Mud and Alchemy

paint mix green gold Andrew Conti

All sorcerers, conjurers, summoners, and alchemists are dead. We killed them, and with good reason. Too many layers of nonsense for anyone to rush their ill child to and expect results. Their work is now abandoned, and instead the artists and creatives take their place and fill their role.

For the visual artist – or specifically the painter – this comes in the form of being a knower of substances both familiar and exotic. Only the painter now knows what to do with dragons blood or the tears of virgins. The knowledge of the painter is an offshoot of the knowledge of alchemy. We take dirty muds and crushed rocks, and blend, bash, smash, rub and wipe them into golds and other assorted visions.

Chemistry took the knowledge of substances to the level of extreme categorization. The chemist broke down the properties of everything and stored them in beautiful tables that anyone could understand. In a sense they democratized the knowledge of substances, making it all clear, repeatable, and a knowledge capable of being shared.
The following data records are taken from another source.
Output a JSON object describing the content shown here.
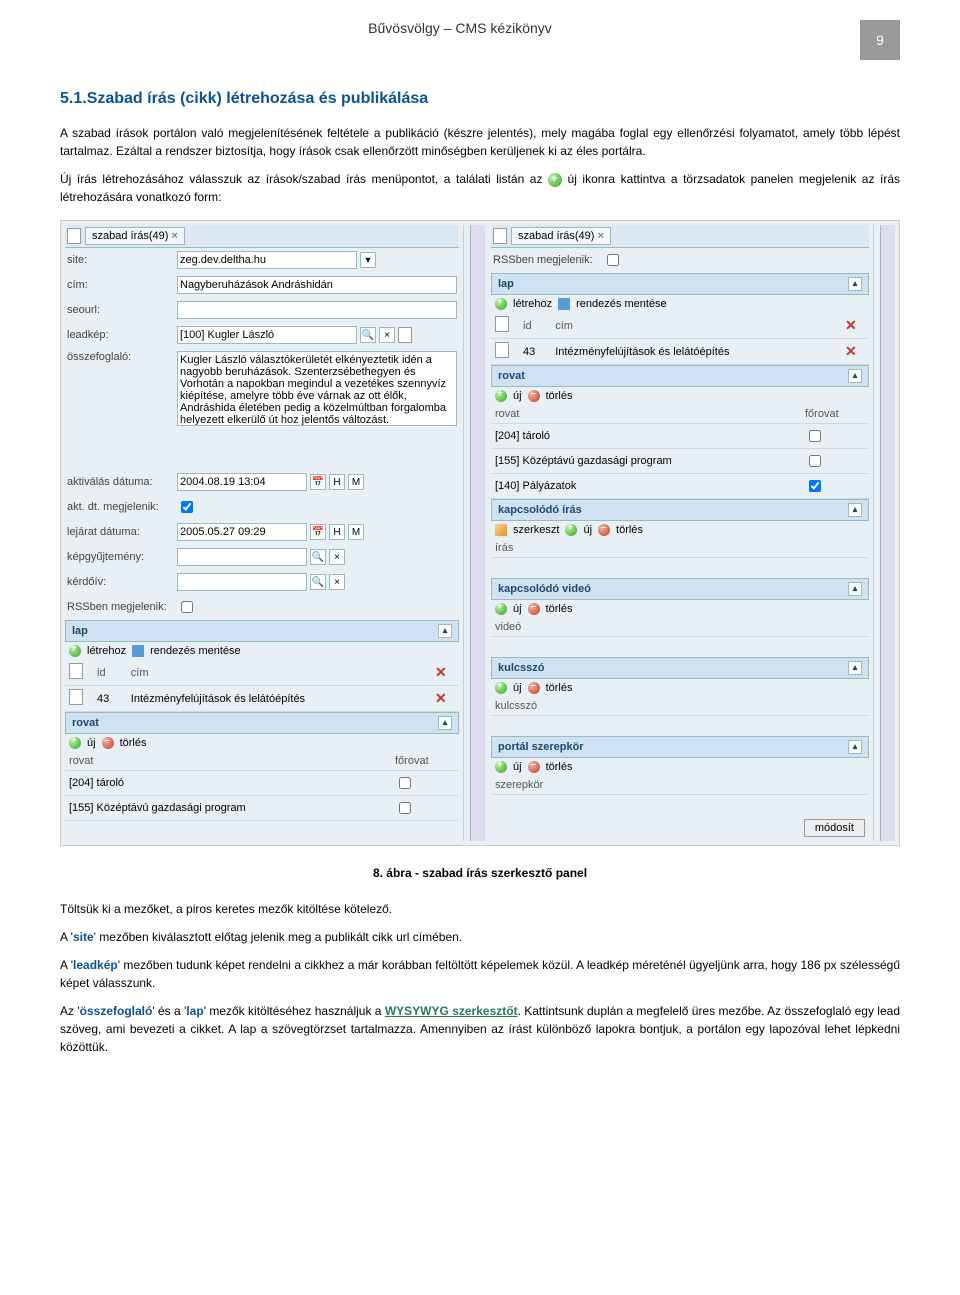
{
  "header": {
    "title": "Bűvösvölgy – CMS kézikönyv",
    "page_number": "9"
  },
  "h2": "5.1.Szabad írás (cikk) létrehozása és publikálása",
  "p1": "A szabad írások portálon való megjelenítésének feltétele a publikáció (készre jelentés), mely magába foglal egy ellenőrzési folyamatot, amely több lépést tartalmaz. Ezáltal a rendszer biztosítja, hogy írások csak ellenőrzött minőségben kerüljenek ki az éles portálra.",
  "p2": "Új írás létrehozásához válasszuk az írások/szabad írás menüpontot, a találati listán az",
  "p2b": "új ikonra kattintva a törzsadatok panelen megjelenik az írás létrehozására vonatkozó form:",
  "left": {
    "tab": "szabad írás(49)",
    "fields": {
      "site": {
        "label": "site:",
        "value": "zeg.dev.deltha.hu"
      },
      "cim": {
        "label": "cím:",
        "value": "Nagyberuházások Andráshidán"
      },
      "seourl": {
        "label": "seourl:",
        "value": ""
      },
      "leadkep": {
        "label": "leadkép:",
        "value": "[100] Kugler László"
      },
      "ossz": {
        "label": "összefoglaló:",
        "value": "Kugler László választókerületét elkényeztetik idén a nagyobb beruházások. Szenterzsébethegyen és Vorhotán a napokban megindul a vezetékes szennyvíz kiépítése, amelyre több éve várnak az ott élők, Andráshida életében pedig a közelmúltban forgalomba helyezett elkerülő út hoz jelentős változást."
      },
      "aktival": {
        "label": "aktiválás dátuma:",
        "value": "2004.08.19 13:04"
      },
      "aktmeg": {
        "label": "akt. dt. megjelenik:"
      },
      "lejarat": {
        "label": "lejárat dátuma:",
        "value": "2005.05.27 09:29"
      },
      "kepgyujt": {
        "label": "képgyűjtemény:"
      },
      "kerdoiv": {
        "label": "kérdőív:"
      },
      "rss": {
        "label": "RSSben megjelenik:"
      }
    },
    "lap": {
      "title": "lap",
      "create": "létrehoz",
      "saveorder": "rendezés mentése",
      "cols": {
        "id": "id",
        "cim": "cím"
      },
      "rows": [
        {
          "id": "43",
          "cim": "Intézményfelújítások és lelátóépítés"
        }
      ]
    },
    "rovat": {
      "title": "rovat",
      "add": "új",
      "del": "törlés",
      "cols": {
        "rovat": "rovat",
        "forovat": "főrovat"
      },
      "rows": [
        {
          "name": "[204] tároló",
          "chk": false
        },
        {
          "name": "[155] Középtávú gazdasági program",
          "chk": false
        }
      ]
    }
  },
  "right": {
    "tab": "szabad írás(49)",
    "rss": {
      "label": "RSSben megjelenik:"
    },
    "lap": {
      "title": "lap",
      "create": "létrehoz",
      "saveorder": "rendezés mentése",
      "cols": {
        "id": "id",
        "cim": "cím"
      },
      "rows": [
        {
          "id": "43",
          "cim": "Intézményfelújítások és lelátóépítés"
        }
      ]
    },
    "rovat": {
      "title": "rovat",
      "add": "új",
      "del": "törlés",
      "cols": {
        "rovat": "rovat",
        "forovat": "főrovat"
      },
      "rows": [
        {
          "name": "[204] tároló",
          "chk": false
        },
        {
          "name": "[155] Középtávú gazdasági program",
          "chk": false
        },
        {
          "name": "[140] Pályázatok",
          "chk": true
        }
      ]
    },
    "kapcs_iras": {
      "title": "kapcsolódó írás",
      "edit": "szerkeszt",
      "add": "új",
      "del": "törlés",
      "col": "írás"
    },
    "kapcs_video": {
      "title": "kapcsolódó videó",
      "add": "új",
      "del": "törlés",
      "col": "videó"
    },
    "kulcsszo": {
      "title": "kulcsszó",
      "add": "új",
      "del": "törlés",
      "col": "kulcsszó"
    },
    "szerepkor": {
      "title": "portál szerepkör",
      "add": "új",
      "del": "törlés",
      "col": "szerepkör"
    },
    "modosit": "módosít"
  },
  "caption": "8. ábra  - szabad írás szerkesztő panel",
  "p3": "Töltsük ki a mezőket, a piros keretes mezők kitöltése kötelező.",
  "p4a": "A '",
  "p4kw": "site",
  "p4b": "' mezőben kiválasztott előtag jelenik meg a publikált cikk url címében.",
  "p5a": "A '",
  "p5kw": "leadkép",
  "p5b": "' mezőben tudunk képet rendelni a cikkhez a már korábban feltöltött képelemek közül. A leadkép méreténél ügyeljünk arra, hogy 186 px szélességű képet válasszunk.",
  "p6a": "Az '",
  "p6kw1": "összefoglaló",
  "p6mid": "' és a '",
  "p6kw2": "lap",
  "p6b": "' mezők kitöltéséhez használjuk a ",
  "p6wys": "WYSYWYG szerkesztőt",
  "p6c": ". Kattintsunk duplán a megfelelő üres mezőbe. Az összefoglaló egy lead szöveg, ami bevezeti a cikket. A lap a szövegtörzset tartalmazza. Amennyiben az írást különböző lapokra bontjuk, a portálon egy lapozóval lehet lépkedni közöttük."
}
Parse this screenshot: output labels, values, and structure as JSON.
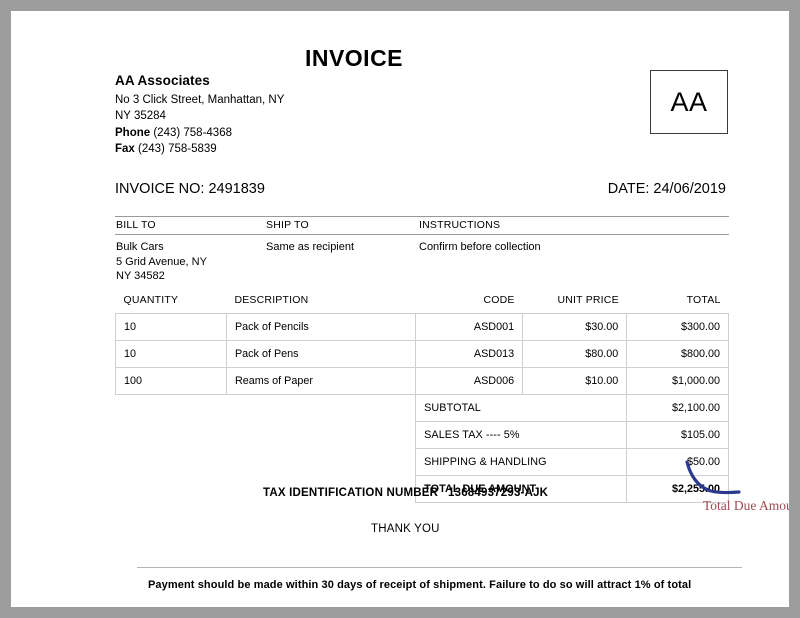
{
  "document": {
    "title": "INVOICE",
    "logo_text": "AA"
  },
  "seller": {
    "name": "AA Associates",
    "address_line1": "No 3 Click Street, Manhattan, NY",
    "address_line2": "NY 35284",
    "phone_label": "Phone",
    "phone_value": "(243) 758-4368",
    "fax_label": "Fax",
    "fax_value": "(243) 758-5839"
  },
  "meta": {
    "invoice_no": "INVOICE NO: 2491839",
    "date": "DATE: 24/06/2019"
  },
  "parties": {
    "headers": [
      "BILL TO",
      "SHIP TO",
      "INSTRUCTIONS"
    ],
    "bill_to": [
      "Bulk Cars",
      "5 Grid Avenue, NY",
      "NY 34582"
    ],
    "ship_to": "Same as recipient",
    "instructions": "Confirm before collection"
  },
  "items": {
    "headers": [
      "QUANTITY",
      "DESCRIPTION",
      "CODE",
      "UNIT PRICE",
      "TOTAL"
    ],
    "rows": [
      {
        "quantity": "10",
        "description": "Pack of Pencils",
        "code": "ASD001",
        "unit_price": "$30.00",
        "total": "$300.00"
      },
      {
        "quantity": "10",
        "description": "Pack of Pens",
        "code": "ASD013",
        "unit_price": "$80.00",
        "total": "$800.00"
      },
      {
        "quantity": "100",
        "description": "Reams of Paper",
        "code": "ASD006",
        "unit_price": "$10.00",
        "total": "$1,000.00"
      }
    ],
    "summary": [
      {
        "label": "SUBTOTAL",
        "value": "$2,100.00"
      },
      {
        "label": "SALES TAX ---- 5%",
        "value": "$105.00"
      },
      {
        "label": "SHIPPING & HANDLING",
        "value": "$50.00"
      },
      {
        "label": "TOTAL DUE AMOUNT",
        "value": "$2,255.00"
      }
    ]
  },
  "tax": {
    "label": "TAX IDENTIFICATION NUMBER",
    "value": "13684937293-AJK"
  },
  "thank_you": "THANK YOU",
  "annotation": {
    "label": "Total Due Amount",
    "arrow_color": "#2b3a8f",
    "label_color": "#a14a54"
  },
  "footer": {
    "note": "Payment should be made within 30 days of receipt of shipment. Failure to do so will attract 1% of total"
  },
  "colors": {
    "page_background": "#ffffff",
    "canvas_background": "#9d9d9d",
    "table_border": "#cfcfcf",
    "rule": "#9a9a9a"
  }
}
But the other knowledge of alchemy has gone to the painters. The knowledge of substances as they are. Not in components or atomic structures, but in the forms they take that we hold and see. Honeys, creams, oils, bloods, glues. The sticky, tacky, slick, coarse, dry, pliable, plastic, or brittle.

The chemist will get you what you want with a substance. Make what you need, or a viable or even superior substitute. But to know a substance by the way our bodies and our eyes interact with it. Then you will need a painter.

This is the knowing that only comes from handling paint and its related mediums. The knowledge that comes from experience and experimentation.

This is what painting is. Last bastion of the substance lovers and the alchemists.